In Chapter 1, we propose a pivotal method for high-dimensional linear discriminant analysis (LDA) that enjoys tuning-insensitive property. We term our method PivotAl liNear Discriminant Analysis (PANDA). Our method conducts parameter estimation under a pivotal estimation framework and only needs to solve a single convex optimization problem when both means and variances are unknown for both classes of training data. Theoretically, our method achieves comparable convergence rates as existing methods in terms of both estimation error and misclassification rate.
In Chapter 2, we propose a computationally efficient robust algorithm for LDA under data contamination, where a fraction of sample data might be corrupted by some adversary.

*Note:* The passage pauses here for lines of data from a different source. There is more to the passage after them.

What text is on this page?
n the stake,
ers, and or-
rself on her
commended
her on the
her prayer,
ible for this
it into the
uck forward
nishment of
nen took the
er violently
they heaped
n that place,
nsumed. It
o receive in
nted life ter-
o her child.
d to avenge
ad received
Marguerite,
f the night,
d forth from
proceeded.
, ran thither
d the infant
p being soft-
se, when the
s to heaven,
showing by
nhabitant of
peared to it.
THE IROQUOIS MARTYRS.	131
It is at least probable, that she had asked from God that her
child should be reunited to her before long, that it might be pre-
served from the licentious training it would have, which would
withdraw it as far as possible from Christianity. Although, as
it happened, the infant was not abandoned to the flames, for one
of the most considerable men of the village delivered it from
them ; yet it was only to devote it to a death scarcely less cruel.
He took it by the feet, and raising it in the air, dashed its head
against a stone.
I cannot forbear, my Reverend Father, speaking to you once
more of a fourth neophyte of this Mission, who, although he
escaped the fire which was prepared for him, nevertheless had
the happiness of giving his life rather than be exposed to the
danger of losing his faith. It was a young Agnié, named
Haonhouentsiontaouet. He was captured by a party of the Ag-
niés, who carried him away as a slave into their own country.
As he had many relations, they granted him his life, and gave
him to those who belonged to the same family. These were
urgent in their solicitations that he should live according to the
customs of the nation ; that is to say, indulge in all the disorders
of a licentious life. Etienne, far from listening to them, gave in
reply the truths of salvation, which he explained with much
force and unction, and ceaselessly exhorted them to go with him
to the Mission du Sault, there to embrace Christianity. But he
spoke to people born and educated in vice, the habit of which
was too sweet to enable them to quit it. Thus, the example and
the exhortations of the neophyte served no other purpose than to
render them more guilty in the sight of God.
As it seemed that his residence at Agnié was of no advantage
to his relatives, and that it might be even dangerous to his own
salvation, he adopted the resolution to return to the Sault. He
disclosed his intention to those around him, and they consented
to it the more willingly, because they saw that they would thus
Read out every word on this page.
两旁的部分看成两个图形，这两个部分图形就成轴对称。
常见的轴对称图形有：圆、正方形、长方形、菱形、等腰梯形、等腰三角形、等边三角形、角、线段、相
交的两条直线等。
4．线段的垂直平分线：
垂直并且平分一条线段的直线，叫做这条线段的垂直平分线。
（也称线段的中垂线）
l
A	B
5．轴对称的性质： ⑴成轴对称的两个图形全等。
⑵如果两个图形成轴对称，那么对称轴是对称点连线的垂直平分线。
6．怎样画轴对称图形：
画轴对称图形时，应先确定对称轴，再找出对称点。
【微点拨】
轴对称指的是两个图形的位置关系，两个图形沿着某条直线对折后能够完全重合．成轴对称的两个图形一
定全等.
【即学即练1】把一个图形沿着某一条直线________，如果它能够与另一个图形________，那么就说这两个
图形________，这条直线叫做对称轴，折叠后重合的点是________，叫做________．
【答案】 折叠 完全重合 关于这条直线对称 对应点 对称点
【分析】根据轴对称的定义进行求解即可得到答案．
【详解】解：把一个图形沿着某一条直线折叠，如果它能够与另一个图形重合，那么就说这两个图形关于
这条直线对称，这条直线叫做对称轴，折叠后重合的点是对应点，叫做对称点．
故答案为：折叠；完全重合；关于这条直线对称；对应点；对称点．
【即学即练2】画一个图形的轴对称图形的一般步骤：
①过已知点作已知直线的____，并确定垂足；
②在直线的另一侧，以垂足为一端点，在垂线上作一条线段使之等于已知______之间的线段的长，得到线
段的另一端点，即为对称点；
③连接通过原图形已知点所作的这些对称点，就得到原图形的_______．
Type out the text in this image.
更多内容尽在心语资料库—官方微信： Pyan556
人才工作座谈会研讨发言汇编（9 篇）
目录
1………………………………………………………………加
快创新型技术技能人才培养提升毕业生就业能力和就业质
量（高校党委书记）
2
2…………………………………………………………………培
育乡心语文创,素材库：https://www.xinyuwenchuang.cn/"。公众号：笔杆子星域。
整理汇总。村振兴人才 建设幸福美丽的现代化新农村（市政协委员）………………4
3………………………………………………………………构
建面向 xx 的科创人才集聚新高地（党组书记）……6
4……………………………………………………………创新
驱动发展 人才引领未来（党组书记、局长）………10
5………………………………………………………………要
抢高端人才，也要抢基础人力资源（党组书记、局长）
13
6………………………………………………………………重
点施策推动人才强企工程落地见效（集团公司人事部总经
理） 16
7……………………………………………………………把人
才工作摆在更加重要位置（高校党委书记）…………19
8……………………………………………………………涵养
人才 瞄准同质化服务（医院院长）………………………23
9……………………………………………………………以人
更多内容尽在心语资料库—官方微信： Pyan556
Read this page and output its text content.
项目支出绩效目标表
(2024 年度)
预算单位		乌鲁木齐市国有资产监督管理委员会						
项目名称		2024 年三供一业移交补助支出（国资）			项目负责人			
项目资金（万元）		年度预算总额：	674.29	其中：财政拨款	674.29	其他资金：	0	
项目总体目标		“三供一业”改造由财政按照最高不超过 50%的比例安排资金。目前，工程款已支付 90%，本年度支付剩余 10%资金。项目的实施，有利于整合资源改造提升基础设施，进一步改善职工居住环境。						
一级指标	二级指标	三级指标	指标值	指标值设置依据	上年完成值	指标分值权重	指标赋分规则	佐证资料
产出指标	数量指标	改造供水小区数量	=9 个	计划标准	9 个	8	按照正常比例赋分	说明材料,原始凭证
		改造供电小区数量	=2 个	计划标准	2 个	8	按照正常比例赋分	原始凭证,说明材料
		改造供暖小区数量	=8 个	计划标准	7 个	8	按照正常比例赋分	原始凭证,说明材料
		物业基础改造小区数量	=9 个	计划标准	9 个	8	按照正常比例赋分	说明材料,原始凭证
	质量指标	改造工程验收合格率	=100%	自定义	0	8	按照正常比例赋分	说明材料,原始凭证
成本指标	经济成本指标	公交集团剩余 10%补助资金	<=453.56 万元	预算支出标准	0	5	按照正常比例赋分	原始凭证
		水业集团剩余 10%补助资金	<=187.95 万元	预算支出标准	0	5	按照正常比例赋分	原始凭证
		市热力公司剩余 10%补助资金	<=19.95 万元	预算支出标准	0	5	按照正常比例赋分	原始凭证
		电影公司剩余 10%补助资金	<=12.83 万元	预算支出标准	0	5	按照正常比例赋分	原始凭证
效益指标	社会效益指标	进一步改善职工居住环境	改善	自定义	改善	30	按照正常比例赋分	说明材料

Our main ideas are as follows. We first identify the outliers in each class and robustly estimate the mean, and then apply our developed PANDA method for uncontaminated data to estimate the discriminant direction in LDA with data contamination. Theoretical properties of the proposed algorithm are established in terms of both the error in estimating the optimal projection vector and the misclassification rate.
In Chapter 3, we develop an efficient algorithm for sequential assignment with unknown utility, with the objective of nearly maximizing the overall utility for each time. Our proposed algorithm is to use stochastic binary bandit feedback to adaptively estimate the unknown utilities through the logistic regression, and then to combine the Upper Confidence Bound (UCB) algorithm in the multi-armed bandit problem with the Hungarian algorithm in the assignment problem. We derive the theoretical bounds of our algorithm for both the estimation error and the total regret, and numerical studies are also conducted to illustrate the usefulness of our algorithm.
We conclude the dissertation in Chapter 4, where we summarize our contributions, and also highlight several potential research topics for future investigation.